Pasalnya, akta tanah milik Suroso yang diterbitkan oleh kecamatan setempat ditemukan beberapa kejanggalan.
Kejanggalan yang dimaksud salah satunya yaitu nomor registrasi di pejabat pembuat akta tanah sementara (PPATS) Kecamatan Sukowono tidak terdaftar di kecamatan.
Seperti yang disampaikan oleh Inisial Id. "Sebelumnya saya dapat telfon dari pak camat Yakni (RLB) Inisial minta tolong cek data otentik terkait Akte Tanah milik warga," kata Id.
Namun Id tanpa menunggu lama pihaknya langsung kroscek ke TKP, terkait dugaan akta tanah yang diduga cacat hukum.
"Karena perintah Bapak Camat, korban langsung tak bawa menghadap ke Pak Camat terkait perihal akta tanah," ujarnya.
Namun hingga saat ini proses hukum pemalsuan dokumentasi tersebut belum menemukan titik terang.
"Pembuatan akta tanah milik warga itu tahun 2021, kenapa di akta tersebut munculnya akta tahun 2020, Korban menunggu hasilnya," bebernya.
Kejanggalan yang dimaksud yaitu akta tanah yang diduga palsu dapat dilihat pada milik warga atas nama Ahmad Sandi Gustiawan, dengan nomor akta 180/2020, PPATS Kecamatan Sukowono.

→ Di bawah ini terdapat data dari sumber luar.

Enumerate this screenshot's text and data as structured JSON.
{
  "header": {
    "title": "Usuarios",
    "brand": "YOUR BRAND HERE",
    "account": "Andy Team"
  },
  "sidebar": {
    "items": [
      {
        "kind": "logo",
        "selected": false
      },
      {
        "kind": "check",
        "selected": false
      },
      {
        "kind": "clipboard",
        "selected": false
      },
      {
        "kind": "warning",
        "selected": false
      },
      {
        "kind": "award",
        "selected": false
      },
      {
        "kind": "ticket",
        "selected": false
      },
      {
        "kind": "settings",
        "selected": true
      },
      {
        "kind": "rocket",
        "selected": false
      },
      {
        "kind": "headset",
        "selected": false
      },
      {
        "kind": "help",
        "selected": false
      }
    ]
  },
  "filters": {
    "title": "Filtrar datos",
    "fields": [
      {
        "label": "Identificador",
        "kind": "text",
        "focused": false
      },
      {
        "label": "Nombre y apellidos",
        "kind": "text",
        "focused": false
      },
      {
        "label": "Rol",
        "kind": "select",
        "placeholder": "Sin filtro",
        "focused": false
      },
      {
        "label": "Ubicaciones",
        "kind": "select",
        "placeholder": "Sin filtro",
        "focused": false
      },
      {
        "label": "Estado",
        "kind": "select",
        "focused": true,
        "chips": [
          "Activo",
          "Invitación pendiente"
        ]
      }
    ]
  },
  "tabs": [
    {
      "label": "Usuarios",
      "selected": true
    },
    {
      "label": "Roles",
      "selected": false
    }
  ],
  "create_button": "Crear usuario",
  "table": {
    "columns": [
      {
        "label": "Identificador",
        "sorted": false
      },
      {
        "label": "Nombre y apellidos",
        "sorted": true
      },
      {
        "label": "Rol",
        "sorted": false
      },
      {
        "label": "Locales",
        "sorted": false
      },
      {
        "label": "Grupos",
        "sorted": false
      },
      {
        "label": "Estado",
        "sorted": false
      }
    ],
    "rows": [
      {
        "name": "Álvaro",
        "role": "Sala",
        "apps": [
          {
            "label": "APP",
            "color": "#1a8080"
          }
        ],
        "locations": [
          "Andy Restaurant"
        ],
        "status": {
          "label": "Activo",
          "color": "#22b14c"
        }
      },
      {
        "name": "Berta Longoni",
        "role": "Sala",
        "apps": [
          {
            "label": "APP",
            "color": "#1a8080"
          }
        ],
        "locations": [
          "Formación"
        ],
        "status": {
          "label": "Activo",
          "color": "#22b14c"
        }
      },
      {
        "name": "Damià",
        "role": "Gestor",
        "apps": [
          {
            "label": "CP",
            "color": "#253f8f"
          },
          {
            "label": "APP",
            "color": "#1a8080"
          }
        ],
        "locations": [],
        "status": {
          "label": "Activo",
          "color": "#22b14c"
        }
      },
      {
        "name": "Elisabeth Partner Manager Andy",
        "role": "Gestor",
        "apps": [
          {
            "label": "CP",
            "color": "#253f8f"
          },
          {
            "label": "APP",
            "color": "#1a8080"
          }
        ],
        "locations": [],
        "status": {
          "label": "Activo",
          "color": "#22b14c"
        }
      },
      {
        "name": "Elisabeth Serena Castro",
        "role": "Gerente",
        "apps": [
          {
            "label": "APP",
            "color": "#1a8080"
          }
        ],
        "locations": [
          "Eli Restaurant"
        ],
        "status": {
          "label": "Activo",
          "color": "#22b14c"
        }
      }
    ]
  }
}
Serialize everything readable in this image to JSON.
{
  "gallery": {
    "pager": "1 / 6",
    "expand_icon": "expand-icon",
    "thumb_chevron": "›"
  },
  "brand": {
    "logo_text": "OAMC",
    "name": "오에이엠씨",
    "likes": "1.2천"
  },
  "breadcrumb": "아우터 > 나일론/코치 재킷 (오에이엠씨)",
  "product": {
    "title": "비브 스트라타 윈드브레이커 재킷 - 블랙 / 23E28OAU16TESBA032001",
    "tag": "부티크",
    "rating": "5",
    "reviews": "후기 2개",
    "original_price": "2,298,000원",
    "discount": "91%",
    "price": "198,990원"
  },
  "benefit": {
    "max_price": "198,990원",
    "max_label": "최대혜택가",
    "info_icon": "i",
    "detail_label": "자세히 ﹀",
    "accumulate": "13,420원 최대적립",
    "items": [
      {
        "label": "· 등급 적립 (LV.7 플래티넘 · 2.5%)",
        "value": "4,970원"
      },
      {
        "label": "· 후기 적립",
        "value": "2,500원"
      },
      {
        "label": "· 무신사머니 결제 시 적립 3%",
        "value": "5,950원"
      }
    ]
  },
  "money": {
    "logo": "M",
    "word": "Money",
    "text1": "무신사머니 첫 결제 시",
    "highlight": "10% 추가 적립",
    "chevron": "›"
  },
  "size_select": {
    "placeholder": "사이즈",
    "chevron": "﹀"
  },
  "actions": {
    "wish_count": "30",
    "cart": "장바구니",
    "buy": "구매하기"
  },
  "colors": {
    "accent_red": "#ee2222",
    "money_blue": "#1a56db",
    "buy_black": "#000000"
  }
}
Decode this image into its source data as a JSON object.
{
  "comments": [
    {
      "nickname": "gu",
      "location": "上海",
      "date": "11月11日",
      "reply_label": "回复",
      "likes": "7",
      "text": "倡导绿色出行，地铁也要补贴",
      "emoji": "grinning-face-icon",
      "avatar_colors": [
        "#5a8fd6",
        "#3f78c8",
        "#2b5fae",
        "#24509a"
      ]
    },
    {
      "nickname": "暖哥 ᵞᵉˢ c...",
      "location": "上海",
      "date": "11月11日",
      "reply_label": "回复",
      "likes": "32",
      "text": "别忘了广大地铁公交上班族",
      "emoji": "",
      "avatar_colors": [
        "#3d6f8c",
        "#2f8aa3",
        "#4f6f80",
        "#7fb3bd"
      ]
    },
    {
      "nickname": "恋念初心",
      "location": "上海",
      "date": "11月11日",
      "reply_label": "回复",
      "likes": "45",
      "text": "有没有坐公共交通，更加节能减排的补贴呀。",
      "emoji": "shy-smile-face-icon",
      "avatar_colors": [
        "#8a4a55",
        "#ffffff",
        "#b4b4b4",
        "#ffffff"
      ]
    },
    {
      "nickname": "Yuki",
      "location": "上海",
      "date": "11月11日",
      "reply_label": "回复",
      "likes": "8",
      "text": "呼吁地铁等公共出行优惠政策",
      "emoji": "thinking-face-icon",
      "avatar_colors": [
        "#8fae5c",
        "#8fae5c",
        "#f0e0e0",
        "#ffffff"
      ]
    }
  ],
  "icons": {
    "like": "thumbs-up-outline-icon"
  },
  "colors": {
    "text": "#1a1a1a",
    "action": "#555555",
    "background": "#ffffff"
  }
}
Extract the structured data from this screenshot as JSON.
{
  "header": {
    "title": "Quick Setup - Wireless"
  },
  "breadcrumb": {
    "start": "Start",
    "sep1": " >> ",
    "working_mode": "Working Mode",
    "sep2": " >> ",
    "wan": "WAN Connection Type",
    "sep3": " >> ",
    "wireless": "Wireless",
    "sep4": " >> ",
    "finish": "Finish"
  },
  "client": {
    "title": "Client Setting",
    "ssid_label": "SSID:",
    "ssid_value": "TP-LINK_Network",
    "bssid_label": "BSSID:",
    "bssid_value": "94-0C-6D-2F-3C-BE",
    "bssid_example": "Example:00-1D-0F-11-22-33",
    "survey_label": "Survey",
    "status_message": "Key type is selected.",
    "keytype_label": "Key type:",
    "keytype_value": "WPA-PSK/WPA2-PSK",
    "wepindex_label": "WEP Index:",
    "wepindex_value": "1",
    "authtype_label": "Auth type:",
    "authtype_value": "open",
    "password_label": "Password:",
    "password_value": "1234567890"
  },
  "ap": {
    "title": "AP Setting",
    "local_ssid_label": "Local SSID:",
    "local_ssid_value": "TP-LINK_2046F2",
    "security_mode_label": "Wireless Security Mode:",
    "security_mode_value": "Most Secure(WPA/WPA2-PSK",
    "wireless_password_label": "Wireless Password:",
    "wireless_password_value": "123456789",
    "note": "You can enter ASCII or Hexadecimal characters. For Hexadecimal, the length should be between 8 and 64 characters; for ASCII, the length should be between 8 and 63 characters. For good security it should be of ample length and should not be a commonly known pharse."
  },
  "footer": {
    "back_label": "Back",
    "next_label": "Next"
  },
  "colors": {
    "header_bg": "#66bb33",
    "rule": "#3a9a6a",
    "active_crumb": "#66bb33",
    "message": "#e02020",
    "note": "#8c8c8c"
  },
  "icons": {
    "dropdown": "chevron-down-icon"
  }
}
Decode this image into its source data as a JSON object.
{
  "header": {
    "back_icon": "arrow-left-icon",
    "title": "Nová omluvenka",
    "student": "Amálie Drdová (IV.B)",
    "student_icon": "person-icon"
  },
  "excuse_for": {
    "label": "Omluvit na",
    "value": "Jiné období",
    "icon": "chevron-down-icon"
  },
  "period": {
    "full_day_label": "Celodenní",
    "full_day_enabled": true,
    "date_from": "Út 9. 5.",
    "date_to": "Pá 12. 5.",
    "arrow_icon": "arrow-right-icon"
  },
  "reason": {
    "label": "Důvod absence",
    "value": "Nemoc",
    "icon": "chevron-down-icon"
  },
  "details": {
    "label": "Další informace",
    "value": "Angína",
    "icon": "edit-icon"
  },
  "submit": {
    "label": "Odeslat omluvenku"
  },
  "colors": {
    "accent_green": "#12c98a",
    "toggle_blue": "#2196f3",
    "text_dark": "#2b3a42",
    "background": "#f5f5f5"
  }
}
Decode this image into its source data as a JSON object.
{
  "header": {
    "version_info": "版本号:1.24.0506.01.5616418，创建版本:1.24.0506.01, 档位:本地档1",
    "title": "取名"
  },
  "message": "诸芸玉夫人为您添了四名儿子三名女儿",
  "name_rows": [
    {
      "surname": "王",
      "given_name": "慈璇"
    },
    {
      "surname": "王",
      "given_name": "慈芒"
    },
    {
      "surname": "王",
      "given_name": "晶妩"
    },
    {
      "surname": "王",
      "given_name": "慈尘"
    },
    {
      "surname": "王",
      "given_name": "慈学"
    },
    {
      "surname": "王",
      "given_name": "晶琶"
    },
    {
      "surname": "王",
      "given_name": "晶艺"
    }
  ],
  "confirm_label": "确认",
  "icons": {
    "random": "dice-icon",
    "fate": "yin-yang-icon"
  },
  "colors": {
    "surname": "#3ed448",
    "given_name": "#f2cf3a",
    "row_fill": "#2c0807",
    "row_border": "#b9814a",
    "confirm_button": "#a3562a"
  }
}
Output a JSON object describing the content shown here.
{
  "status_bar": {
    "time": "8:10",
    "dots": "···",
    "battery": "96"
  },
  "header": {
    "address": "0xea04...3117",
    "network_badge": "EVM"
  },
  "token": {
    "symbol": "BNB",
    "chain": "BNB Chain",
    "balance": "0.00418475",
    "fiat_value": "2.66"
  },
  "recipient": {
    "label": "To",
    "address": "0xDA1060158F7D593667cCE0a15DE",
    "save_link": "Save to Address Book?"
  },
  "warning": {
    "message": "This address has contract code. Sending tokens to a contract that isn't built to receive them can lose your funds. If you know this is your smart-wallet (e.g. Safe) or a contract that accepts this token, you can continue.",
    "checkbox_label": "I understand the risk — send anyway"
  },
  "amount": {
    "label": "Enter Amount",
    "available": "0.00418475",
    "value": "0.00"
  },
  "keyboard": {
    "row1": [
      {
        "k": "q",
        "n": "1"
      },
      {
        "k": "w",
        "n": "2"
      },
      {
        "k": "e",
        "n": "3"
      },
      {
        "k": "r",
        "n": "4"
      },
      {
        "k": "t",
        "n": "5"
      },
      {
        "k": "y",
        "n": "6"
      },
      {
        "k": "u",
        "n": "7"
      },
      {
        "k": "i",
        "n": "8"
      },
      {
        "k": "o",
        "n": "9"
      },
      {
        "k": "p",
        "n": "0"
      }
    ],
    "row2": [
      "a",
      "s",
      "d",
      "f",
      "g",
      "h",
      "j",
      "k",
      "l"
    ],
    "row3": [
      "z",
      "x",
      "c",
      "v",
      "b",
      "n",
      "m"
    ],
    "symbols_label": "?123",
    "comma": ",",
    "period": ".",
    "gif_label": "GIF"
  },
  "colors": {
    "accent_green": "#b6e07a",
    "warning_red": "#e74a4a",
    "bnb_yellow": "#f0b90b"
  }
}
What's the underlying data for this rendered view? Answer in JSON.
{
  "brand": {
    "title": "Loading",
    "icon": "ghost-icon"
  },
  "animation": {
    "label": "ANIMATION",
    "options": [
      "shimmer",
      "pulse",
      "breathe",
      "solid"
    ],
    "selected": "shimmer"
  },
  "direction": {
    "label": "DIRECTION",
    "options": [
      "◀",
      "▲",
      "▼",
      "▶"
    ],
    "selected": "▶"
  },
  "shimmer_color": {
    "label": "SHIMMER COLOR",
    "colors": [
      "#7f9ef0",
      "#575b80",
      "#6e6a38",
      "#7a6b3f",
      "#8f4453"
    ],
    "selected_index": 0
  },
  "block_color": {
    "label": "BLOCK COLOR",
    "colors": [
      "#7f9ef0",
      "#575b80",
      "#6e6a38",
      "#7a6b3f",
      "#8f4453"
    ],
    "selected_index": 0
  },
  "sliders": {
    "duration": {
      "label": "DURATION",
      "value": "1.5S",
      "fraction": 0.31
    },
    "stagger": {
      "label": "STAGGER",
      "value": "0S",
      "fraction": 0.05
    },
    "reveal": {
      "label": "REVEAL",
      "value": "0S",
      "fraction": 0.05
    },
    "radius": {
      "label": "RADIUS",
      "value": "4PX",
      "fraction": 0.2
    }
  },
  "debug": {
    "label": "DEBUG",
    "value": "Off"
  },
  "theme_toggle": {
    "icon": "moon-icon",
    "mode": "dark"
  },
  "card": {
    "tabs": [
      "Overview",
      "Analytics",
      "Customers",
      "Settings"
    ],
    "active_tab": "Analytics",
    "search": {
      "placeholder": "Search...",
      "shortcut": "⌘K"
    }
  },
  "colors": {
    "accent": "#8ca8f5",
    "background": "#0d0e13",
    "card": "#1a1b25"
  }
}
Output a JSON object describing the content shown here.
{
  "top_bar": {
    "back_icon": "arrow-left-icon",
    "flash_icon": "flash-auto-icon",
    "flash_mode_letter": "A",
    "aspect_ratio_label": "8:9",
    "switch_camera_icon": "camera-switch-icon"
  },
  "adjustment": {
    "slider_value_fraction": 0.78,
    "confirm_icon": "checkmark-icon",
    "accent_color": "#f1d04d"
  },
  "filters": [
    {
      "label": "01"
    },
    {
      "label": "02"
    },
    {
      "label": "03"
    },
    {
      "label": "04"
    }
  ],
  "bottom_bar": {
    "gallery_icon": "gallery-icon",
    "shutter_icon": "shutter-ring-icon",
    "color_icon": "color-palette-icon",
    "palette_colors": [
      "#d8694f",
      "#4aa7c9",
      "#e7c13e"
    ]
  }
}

Maka atas dasar itu Suroso melaporkan ke PPATS Kecamatan Sukowono untuk mengecek keabsahannya.
Perlu diketahui Warga mensinyalir pembuatan akta tanah dari Januari sampai Oktober 2021 patut diduga palsu. Sebab pada rentang waktu itu tidak ada camat definitif di Kecamatan Sukowono atau tidak ada pejabat yang berwenang menandatangani akta tanah.
"Dugaan sementara akta tanah itu cacat hukum," tandasnya.
Di pertengahan dialog bersama Kapolres, warga sempat menunjukkan bukti beberapa akta tanah yang diduga palsu beserta foto copy surat pernyataan dari beberapa korban.
Pada kasus ini korban bersama Id mendatangi kecamatan Sukowono.
Hingga berita ini diterbitkan Camat Sukowono belum bisa memberikan keterangan, saat dikonfirmasi pada Jumat tanggal 10/2/2023 pukul 10:47 tidak ada ditempat.